Then we noticed a customer domain giving us the mother of all dynamic DNS updates, hitting us with over 800 host updates in under a minute. When we looked closer, it seemed to be hitting us with hundreds or thousands of dynamic host updates every few minutes.
What is supposed to happen in a case like this is the system is supposed to throttle those endpoints, giving them a “TOOSOON” error for pretty well every connection request, and if it keeps up, we blackhole the IPs sending them.
For some reason, we will call for what it is: our fault, the throttling systems for dynamic DNS were not functioning properly on the new user interface system. As a result, every few minutes all of these updates were being injected into the system, the servers throughout our network would choke as they attempted to replicate the same data hundreds or thousands of times in succession, only to have to do it again a few minutes later.
This obviously will not do and we will be spending our time re-engineering this part of the system and plan to have permanent fixes committed today. We have resumed anycast announcements for San Jose and Amsterdam nameservers.
We’re extremely sorry to have kicked off your workweek/monday morning (or monday afternoon for those users in the U.K) with an event like this. It is not or proudest moment. We will work diligently to ensure a repeat performance will never occur.

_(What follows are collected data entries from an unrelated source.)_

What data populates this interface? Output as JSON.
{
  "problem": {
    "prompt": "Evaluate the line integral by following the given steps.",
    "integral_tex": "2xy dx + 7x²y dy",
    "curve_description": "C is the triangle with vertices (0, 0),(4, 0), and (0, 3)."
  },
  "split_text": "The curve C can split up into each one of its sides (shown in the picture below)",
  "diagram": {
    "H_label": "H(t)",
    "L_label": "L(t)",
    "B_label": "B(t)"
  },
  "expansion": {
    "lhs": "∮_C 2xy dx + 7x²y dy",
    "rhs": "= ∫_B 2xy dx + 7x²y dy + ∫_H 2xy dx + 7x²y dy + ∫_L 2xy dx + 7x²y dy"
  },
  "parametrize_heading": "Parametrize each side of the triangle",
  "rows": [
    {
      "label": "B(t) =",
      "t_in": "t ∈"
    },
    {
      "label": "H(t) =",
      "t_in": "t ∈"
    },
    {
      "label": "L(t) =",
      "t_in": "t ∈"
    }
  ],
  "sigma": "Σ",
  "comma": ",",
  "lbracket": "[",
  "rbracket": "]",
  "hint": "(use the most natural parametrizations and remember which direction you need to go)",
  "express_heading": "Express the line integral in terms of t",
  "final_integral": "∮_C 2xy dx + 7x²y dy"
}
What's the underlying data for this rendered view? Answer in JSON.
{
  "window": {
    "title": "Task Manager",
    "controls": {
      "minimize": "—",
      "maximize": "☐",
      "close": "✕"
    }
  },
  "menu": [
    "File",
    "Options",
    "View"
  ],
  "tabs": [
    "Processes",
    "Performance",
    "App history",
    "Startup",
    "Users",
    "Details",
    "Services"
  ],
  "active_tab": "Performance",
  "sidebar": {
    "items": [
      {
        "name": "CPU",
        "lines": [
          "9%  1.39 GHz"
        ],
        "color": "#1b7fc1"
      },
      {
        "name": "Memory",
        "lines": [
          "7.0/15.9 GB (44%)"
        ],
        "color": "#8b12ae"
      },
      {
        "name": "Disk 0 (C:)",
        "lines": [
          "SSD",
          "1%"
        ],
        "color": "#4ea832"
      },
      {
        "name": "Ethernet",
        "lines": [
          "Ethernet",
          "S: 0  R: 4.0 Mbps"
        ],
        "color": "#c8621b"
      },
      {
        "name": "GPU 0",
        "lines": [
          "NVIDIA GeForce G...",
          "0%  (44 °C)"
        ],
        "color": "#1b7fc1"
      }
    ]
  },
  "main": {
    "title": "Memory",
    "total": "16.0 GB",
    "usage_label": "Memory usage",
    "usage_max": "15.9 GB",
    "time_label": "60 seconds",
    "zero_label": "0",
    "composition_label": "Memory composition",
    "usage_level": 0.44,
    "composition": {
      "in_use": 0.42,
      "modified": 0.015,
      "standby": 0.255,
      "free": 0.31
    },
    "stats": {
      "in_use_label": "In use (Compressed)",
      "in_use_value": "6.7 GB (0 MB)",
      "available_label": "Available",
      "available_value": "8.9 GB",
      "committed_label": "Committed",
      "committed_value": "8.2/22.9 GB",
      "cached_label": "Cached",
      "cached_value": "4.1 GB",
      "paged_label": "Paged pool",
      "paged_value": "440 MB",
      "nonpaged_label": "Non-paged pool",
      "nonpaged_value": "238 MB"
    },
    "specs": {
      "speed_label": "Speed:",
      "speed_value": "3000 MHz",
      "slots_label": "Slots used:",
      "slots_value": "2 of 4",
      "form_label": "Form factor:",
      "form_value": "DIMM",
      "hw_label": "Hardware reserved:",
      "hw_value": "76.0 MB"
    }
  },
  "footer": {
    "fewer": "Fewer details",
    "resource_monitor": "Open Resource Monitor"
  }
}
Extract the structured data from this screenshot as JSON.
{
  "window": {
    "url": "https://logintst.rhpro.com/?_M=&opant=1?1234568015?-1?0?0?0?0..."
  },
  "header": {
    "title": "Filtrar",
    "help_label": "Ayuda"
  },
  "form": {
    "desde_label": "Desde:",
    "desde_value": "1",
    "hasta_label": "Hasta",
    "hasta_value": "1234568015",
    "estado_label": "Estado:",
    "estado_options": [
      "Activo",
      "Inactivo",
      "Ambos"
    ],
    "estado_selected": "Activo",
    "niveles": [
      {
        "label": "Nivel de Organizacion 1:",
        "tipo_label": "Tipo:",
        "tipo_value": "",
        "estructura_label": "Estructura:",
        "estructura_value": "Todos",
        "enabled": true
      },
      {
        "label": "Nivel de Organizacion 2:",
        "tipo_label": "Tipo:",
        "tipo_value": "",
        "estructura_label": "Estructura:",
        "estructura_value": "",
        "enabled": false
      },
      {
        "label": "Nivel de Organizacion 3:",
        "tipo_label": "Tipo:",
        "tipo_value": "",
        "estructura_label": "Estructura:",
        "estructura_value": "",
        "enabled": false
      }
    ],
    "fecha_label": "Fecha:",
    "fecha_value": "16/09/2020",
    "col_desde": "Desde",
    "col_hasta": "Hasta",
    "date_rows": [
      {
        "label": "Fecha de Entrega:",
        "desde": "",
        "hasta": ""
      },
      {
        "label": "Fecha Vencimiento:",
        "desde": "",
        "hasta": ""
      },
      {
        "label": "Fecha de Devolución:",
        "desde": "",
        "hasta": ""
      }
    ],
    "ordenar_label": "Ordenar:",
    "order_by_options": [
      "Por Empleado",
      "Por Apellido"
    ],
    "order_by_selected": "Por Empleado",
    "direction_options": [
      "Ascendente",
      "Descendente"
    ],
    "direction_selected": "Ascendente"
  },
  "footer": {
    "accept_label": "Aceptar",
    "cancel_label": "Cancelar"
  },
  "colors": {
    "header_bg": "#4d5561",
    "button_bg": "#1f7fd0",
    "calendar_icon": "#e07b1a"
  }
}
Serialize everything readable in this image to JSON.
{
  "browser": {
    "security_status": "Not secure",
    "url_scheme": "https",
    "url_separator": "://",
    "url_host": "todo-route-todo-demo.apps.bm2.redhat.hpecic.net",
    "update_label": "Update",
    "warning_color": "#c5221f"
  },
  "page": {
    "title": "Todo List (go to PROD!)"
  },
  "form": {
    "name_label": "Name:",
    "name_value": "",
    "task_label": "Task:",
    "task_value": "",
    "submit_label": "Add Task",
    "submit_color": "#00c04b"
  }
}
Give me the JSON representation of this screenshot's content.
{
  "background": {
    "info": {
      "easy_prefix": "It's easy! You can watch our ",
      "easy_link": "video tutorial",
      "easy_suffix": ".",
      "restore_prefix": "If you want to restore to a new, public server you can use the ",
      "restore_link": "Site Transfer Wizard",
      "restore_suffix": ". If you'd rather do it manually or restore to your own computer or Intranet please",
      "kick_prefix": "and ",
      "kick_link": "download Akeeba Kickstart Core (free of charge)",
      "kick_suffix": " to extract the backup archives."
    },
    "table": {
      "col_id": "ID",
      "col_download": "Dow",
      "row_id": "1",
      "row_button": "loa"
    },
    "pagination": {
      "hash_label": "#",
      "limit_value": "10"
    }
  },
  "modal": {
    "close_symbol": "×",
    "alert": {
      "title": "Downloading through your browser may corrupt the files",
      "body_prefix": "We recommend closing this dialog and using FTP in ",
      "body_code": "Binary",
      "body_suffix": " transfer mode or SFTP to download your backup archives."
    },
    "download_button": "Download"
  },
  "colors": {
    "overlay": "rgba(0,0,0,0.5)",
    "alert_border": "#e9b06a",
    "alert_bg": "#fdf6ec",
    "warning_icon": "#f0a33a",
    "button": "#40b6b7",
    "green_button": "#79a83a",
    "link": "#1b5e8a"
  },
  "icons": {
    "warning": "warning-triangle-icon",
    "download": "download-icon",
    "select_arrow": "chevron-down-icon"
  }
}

If you have any questions or concerns around this issue, feel free to email (markjr [at] easydns [dot] youknowwhat) or call, 1-888-677-4741 ext 225.
– mark
Brian Cunnie says
Hey, thanks for being upfront about the cause of the outage. It’s always takes a certain level of courage to truthfully describe the events leading to an outage, and you guys came through. It’s a big reason why I stay with you.
–Brian